En revanche, Google ne peut pas prétendre de façon crédible que le capital qui génère son filon profitable a été produit entièrement de manière privée. Chaque fois que vous utilisez le moteur de recherche de Google pour rechercher une expression, un concept, ou un produit, ou que vous visitez un endroit via Google Maps, vous enrichissez le capital de Google. Tandis que les serveurs et la conception de logiciels, par exemple, sont produits de manière capitaliste, une grande partie du capital de Google est produite par presque tout le monde. Chaque utilisateur a, en principe, une revendication légitime à être un actionnaire de facto.

Bien sûr, tandis qu’une partie substantielle du capital de Big Tech est produite par le public, il n’y a pas de bonne façon de calculer les contributions personnelles, ce qui rend impossible de calculer ce que devrait être le montant de nos actions individuelles. Mais cette impossibilité peut être transformée en vertu, par la création d’un fonds en fiducie public dans lequel les entreprises comme Google transfèreraient un pourcentage — disons de 10 % — de leurs actions. Soudain chaque enfant disposerait d’un fonds en fiducie, avec l’accumulation des dividendes fournissant un revenu de base universel qui augmenterait en proportion de l’automatisation et de manière à limiter les inégalités et à stabiliser la macro-économie.

Cette solution séduisante doit surmonter deux obstacles. Premièrement, nous avons tendance à concevoir la fiscalité comme une panacée. Mais un revenu de base universel financé par la fiscalité va déclencher à coup sûr une réaction chez les demandeurs d’emplois en difficulté qui ne comprendront pas la logique de subventionnement des oisifs, qu’ils soient riches ou pauvres. Deuxièmement, les actions sont généralement accordées seulement aux employés.

Certes il existe d’excellentes raisons pour imposer les bénéfices afin de financer les prestations pour les pauvres et pour les régimes d’actionnariat des travailleurs. Mais ce sont des questions distinctes de celle qui nous occupe : comment stabiliser la société en accordant des droits de propriété sur le capital de Google à tous ceux qui ont contribué à le créer, notamment les auxiliaires non-salariés, les emplois précaires et les laissés pour compte de la société.

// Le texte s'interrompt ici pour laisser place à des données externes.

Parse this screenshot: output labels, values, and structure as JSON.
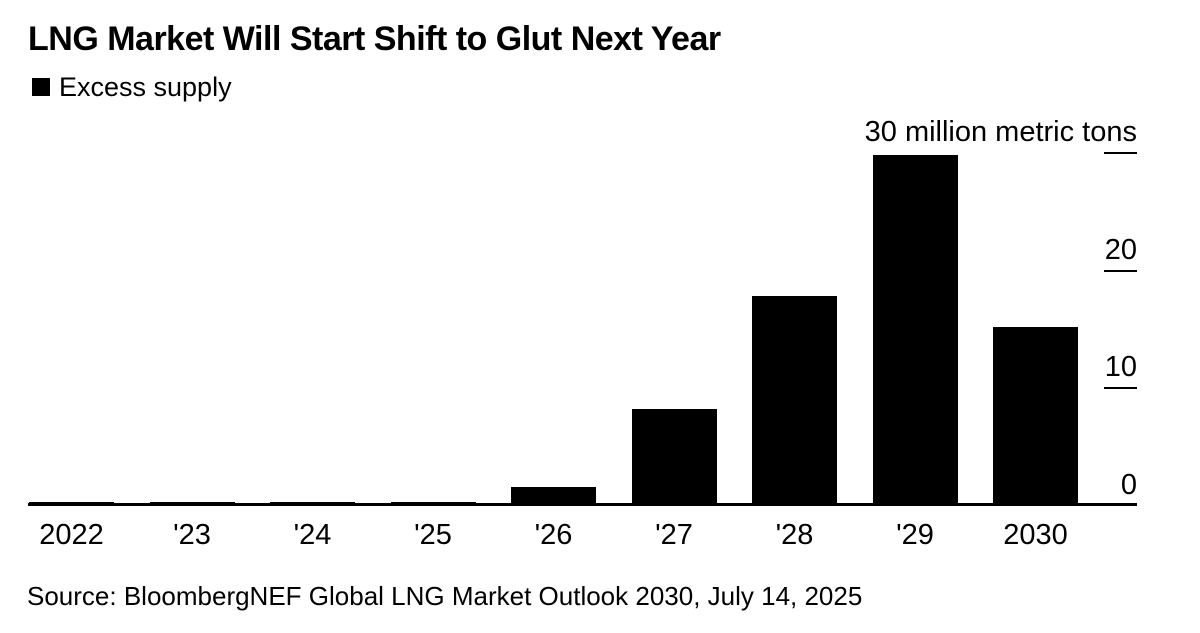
{
  "title": "LNG Market Will Start Shift to Glut Next Year",
  "legend": {
    "label": "Excess supply",
    "swatch_color": "#000000"
  },
  "source": "Source: BloombergNEF Global LNG Market Outlook 2030, July 14, 2025",
  "colors": {
    "bar": "#000000",
    "text": "#000000",
    "axis": "#000000",
    "background": "#ffffff"
  },
  "chart_data": {
    "type": "bar",
    "title": "LNG Market Will Start Shift to Glut Next Year",
    "series_name": "Excess supply",
    "unit": "million metric tons",
    "categories": [
      "2022",
      "'23",
      "'24",
      "'25",
      "'26",
      "'27",
      "'28",
      "'29",
      "2030"
    ],
    "values": [
      0.3,
      0.3,
      0.3,
      0.3,
      1.6,
      8.2,
      17.8,
      29.8,
      15.2
    ],
    "ylim": [
      0,
      30
    ],
    "grid": false,
    "legend_position": "top-left",
    "tick_side": "right",
    "y_ticks": [
      {
        "value": 0,
        "label": "0",
        "tick_line": false
      },
      {
        "value": 10,
        "label": "10",
        "tick_line": true
      },
      {
        "value": 20,
        "label": "20",
        "tick_line": true
      },
      {
        "value": 30,
        "label": "30 million metric tons",
        "tick_line": true
      }
    ]
  }
}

Et puis, comme on peut s’y attendre, il y a l’illusion induite véhiculée par les défenseurs du statu quo. L’article Alphaville du Financial Times a récemment débouté le transfert d’un bloc d’actions de grandes sociétés de haute technologie, comme Google, à un fonds en fiducie public en présentant l’argument implicite comme une incapacité à reconnaître ce que Google fait pour nous. Pour rejeter les droits de propriété de la société sur les rendements du capital que nous, en tant qu’utilisateurs, avons créés, les défenseurs de Big Tech invoquent les importants surplus des consommateurs (la somme nous serions prêts à payer pour l’accès à des services gratuits tels que Gmail et Google Maps).

Ceci est un peu comme justifier la confiscation de vos actions dans une entreprise par l’argument selon lequel la société fournit des services précieux pour vous et pour les autres. En utilisant les services de Big Tech, nous fabriquons une partie de son capital en temps réel. Les droits de propriété sur cette partie - pour nous tous, plutôt que pour aucun d’entre nous - doit s’ensuivre.

L'auteur du texte est Yanis Varoufakis, ex-ministre des Finance de la Grèce et professeur d’économie à l'Université d’Athènes.